Cible émouvante

Pierre Salvadori, 1993 (France)

D’un bout d’oreille arraché et tenu entre les doigts à un sucre plongé dans une tasse de thé, dans son premier long métrage, Pierre Salvadori pratique un humour noir et subtil. Cible émouvante commence d’ailleurs sur ce ton-ci. La manière est fracassante et fantasque : un corps tombe d’un immeuble tandis que l’accompagne son tueur (Jean Rochefort) qui, passant la porte d’un pas allègre, décline à voix haute toute l’anglaise irrégularité de « to fly ». De vol, il en est bien question car le prochain contrat de ce professionnel à moustache est du genre cleptomane et, dans un parfait soucis d’équité, la demoiselle (Marie Trintignant) donne aussi bien dans la subtilisation du croissant au beurre à l’innocent du matin, que dans le troc d’un faux Rembrandt contre des liasses de vrais Pascals à une petite maffia parisienne (Serge Riaboukine en second couteau, Wladimir Yordanoff en truand à costard).
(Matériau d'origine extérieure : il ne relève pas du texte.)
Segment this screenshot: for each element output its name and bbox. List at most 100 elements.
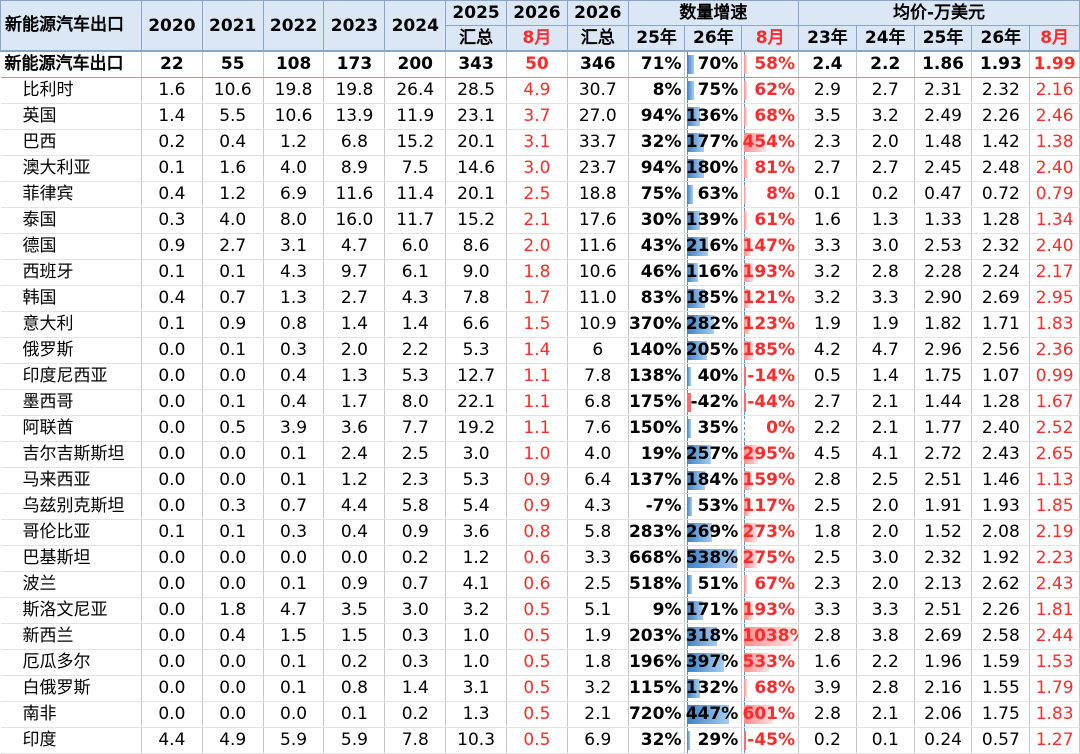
price-cell: 2.26 (971, 103, 1031, 130)
country-name: 泰国 (0, 207, 142, 234)
volume-cell: 0.0 (202, 675, 264, 702)
price-cell: 1.83 (1029, 311, 1080, 338)
header-price-aug: 8月 (1029, 25, 1080, 52)
table-row: 新西兰0.00.41.51.50.31.00.51.9203%318%1038%… (0, 623, 1080, 650)
price-cell: 2.7 (798, 389, 857, 416)
volume-cell: 22.1 (445, 389, 508, 416)
volume-cell: 0.0 (141, 649, 203, 676)
price-cell: 0.2 (856, 181, 915, 208)
country-name: 菲律宾 (0, 181, 142, 208)
volume-cell: 3.7 (506, 103, 568, 130)
growth-value: 62% (754, 80, 796, 100)
growth-25-cell: 75% (628, 181, 686, 208)
header-price-23: 23年 (798, 25, 857, 52)
growth-bar (744, 185, 747, 204)
volume-cell: 1.1 (506, 389, 568, 416)
price-cell: 1.75 (914, 363, 973, 390)
volume-cell: 50 (506, 50, 568, 78)
price-cell: 1.75 (971, 701, 1031, 728)
growth-bar (744, 159, 749, 178)
volume-cell: 0.0 (141, 363, 203, 390)
price-cell: 2.72 (914, 441, 973, 468)
volume-cell: 10.6 (263, 103, 325, 130)
growth-value: 1038% (742, 626, 797, 646)
header-year-2022: 2022 (262, 0, 325, 52)
price-cell: 2.62 (971, 571, 1031, 598)
growth-value: -14% (747, 366, 796, 386)
price-cell: 1.4 (856, 363, 915, 390)
table-row: 韩国 0.4 0.7 1.3 2.7 4.3 7.8 1.7 11.0 83% 185% 121% 3.… (0, 285, 1080, 312)
growth-value: -42% (690, 392, 739, 412)
price-cell: 1.59 (971, 649, 1031, 676)
price-cell: 1.44 (914, 389, 973, 416)
table-row: 印度尼西亚 0.0 0.0 0.4 1.3 5.3 12.7 1.1 7.8 138% 40% -14… (0, 363, 1080, 390)
header-growth-group: 数量增速 (627, 0, 800, 26)
volume-cell: 3.2 (445, 597, 508, 624)
growth-aug-cell: 81% (741, 155, 800, 182)
volume-cell: 0.1 (202, 259, 264, 286)
volume-cell: 0.0 (202, 701, 264, 728)
table-row-total: 新能源汽车出口 22 55 108 173 200 343 50 346 71% 70% 58% 2.4… (0, 50, 1080, 78)
volume-cell: 5.9 (323, 727, 386, 754)
growth-bar (687, 445, 712, 464)
price-cell: 2.58 (971, 623, 1031, 650)
volume-cell: 8.9 (323, 155, 386, 182)
volume-cell: 1.3 (445, 701, 508, 728)
price-cell: 3.8 (856, 623, 915, 650)
growth-value: 295% (742, 444, 796, 464)
volume-cell: 11.6 (323, 181, 386, 208)
volume-cell: 22 (141, 50, 203, 78)
growth-26-cell: 177% (684, 129, 743, 156)
country-name: 马来西亚 (0, 467, 142, 494)
volume-cell: 7.5 (384, 155, 447, 182)
volume-cell: 23.7 (567, 155, 629, 182)
volume-cell: 3.0 (384, 597, 447, 624)
growth-25-cell: 140% (628, 337, 686, 364)
volume-cell: 1.0 (445, 649, 508, 676)
volume-cell: 11.6 (567, 233, 629, 260)
price-cell: 2.8 (856, 675, 915, 702)
price-cell: 1.52 (914, 519, 973, 546)
growth-aug-cell: 0% (741, 415, 800, 442)
growth-bar (744, 393, 747, 412)
price-cell: 3.2 (798, 259, 857, 286)
volume-cell: 0.3 (202, 493, 264, 520)
volume-cell: 5.3 (384, 363, 447, 390)
volume-cell: 1.4 (384, 675, 447, 702)
growth-aug-cell: 8% (741, 181, 800, 208)
growth-bar (687, 185, 694, 204)
country-name: 白俄罗斯 (0, 675, 142, 702)
growth-25-cell: 370% (628, 311, 686, 338)
table-row: 乌兹别克斯坦 0.0 0.3 0.7 4.4 5.8 5.4 0.9 4.3 -7% 53% 117%… (0, 493, 1080, 520)
volume-cell: 0.4 (323, 519, 386, 546)
volume-cell: 1.6 (141, 77, 203, 104)
growth-value: 63% (697, 184, 739, 204)
price-cell: 2.1 (856, 701, 915, 728)
volume-cell: 11.9 (384, 103, 447, 130)
volume-cell: 0.1 (202, 389, 264, 416)
volume-cell: 2.3 (384, 467, 447, 494)
volume-cell: 0.0 (141, 467, 203, 494)
price-cell: 2.69 (971, 285, 1031, 312)
growth-26-cell: 180% (684, 155, 743, 182)
volume-cell: 1.9 (567, 623, 629, 650)
price-cell: 2.23 (1029, 545, 1080, 572)
price-cell: 2.2 (856, 649, 915, 676)
volume-cell: 343 (445, 50, 508, 78)
volume-cell: 1.7 (506, 285, 568, 312)
volume-cell: 9.0 (445, 259, 508, 286)
price-cell: 2.1 (856, 389, 915, 416)
growth-26-cell: -42% (684, 389, 743, 416)
volume-cell: 0.5 (506, 727, 568, 754)
volume-cell: 2.7 (323, 285, 386, 312)
price-cell: 3.0 (856, 233, 915, 260)
volume-cell: 1.8 (567, 649, 629, 676)
growth-bar (687, 107, 701, 126)
volume-cell: 3.2 (567, 675, 629, 702)
volume-cell: 0.1 (263, 467, 325, 494)
price-cell: 1.07 (971, 363, 1031, 390)
volume-cell: 5.9 (263, 727, 325, 754)
growth-25-cell: 19% (628, 441, 686, 468)
price-cell: 2.0 (856, 571, 915, 598)
header-price-group: 均价-万美元 (798, 0, 1080, 26)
Seulement voilà, menacé par un couteau très mal tenu, l’assassin en costume a cédé à une sorte de pulsion pédagogique et plutôt que d’éliminer un importun, a enrôlé le blond novice (Guillaume Depardieu) dans sa petite affaire. Depuis, Jean Rochefort s’est vu déposséder de l’excellence qu’il avait en matière criminelle par quelque imperceptible puissance supérieure et, flanqué de cet apprenti, manque toutes ses cibles ou presque. Pourtant, motivé par la perspective de se former et d’avoir un temps plein en CDI, secondairement enthousiaste de pouvoir rester en vie, Guillaume Depardieu y met vraiment du sien. Il prête son épaule au canon long du tueur de pointe, une oreille attentive aux conseils prodigués par son maître et s’applique à la tâche tant qu’il ne s’agit pas de passer à l’acte. Rien n’y fait, troublé par Marie Trintignant, nature mais pas sans emmerdes, le duo assassin tergiverse.

La comédie de Salvadori trouve dans les angoisses de Rochefort un réceptacle idéal. Le tueur s’inquiète de ses capacités professionnelles héréditaires (car dans la famille, on assassine de génération en génération), ainsi que de sa position de célibataire endurci visitant régulièrement sa vieille mère (Patachou le piquant sur sa vie sexuelle). Cible émouvante, c’est quasiment un oxymore, et forcer la complicité d’un tueur méticuleux et décisif, à un jeune désœuvré adepte de bains avec pétard d’une part, et à une belle et imprévisible indocile d’autre part, c’est chercher à glisser un peu de chaos dans une vie trop bien rangée. De cette association des contraires, il ressort un film attachant et un trio d’acteurs qui nous régale. Dès le début, le futur réalisateur des Apprentis (1995) et d’En liberté ! (2018) faisait mouche.

Une réponse à “Cible émouvante”

  1. « Quelqu’un a vu le chat ? »… j’adore ce film ! Et comment ne pas l’aimer ? Souvenir (émouvant, aussi) de Jean qui en parlait quelques années après la mort de Marie et de Guillaume, trouvant illogique et triste d’être le dernier survivant de la bande.

    S’il est un paradis pour les saltimbanques, j’espère que ces trois-là s’y sont retrouvés pour se faire des blagues.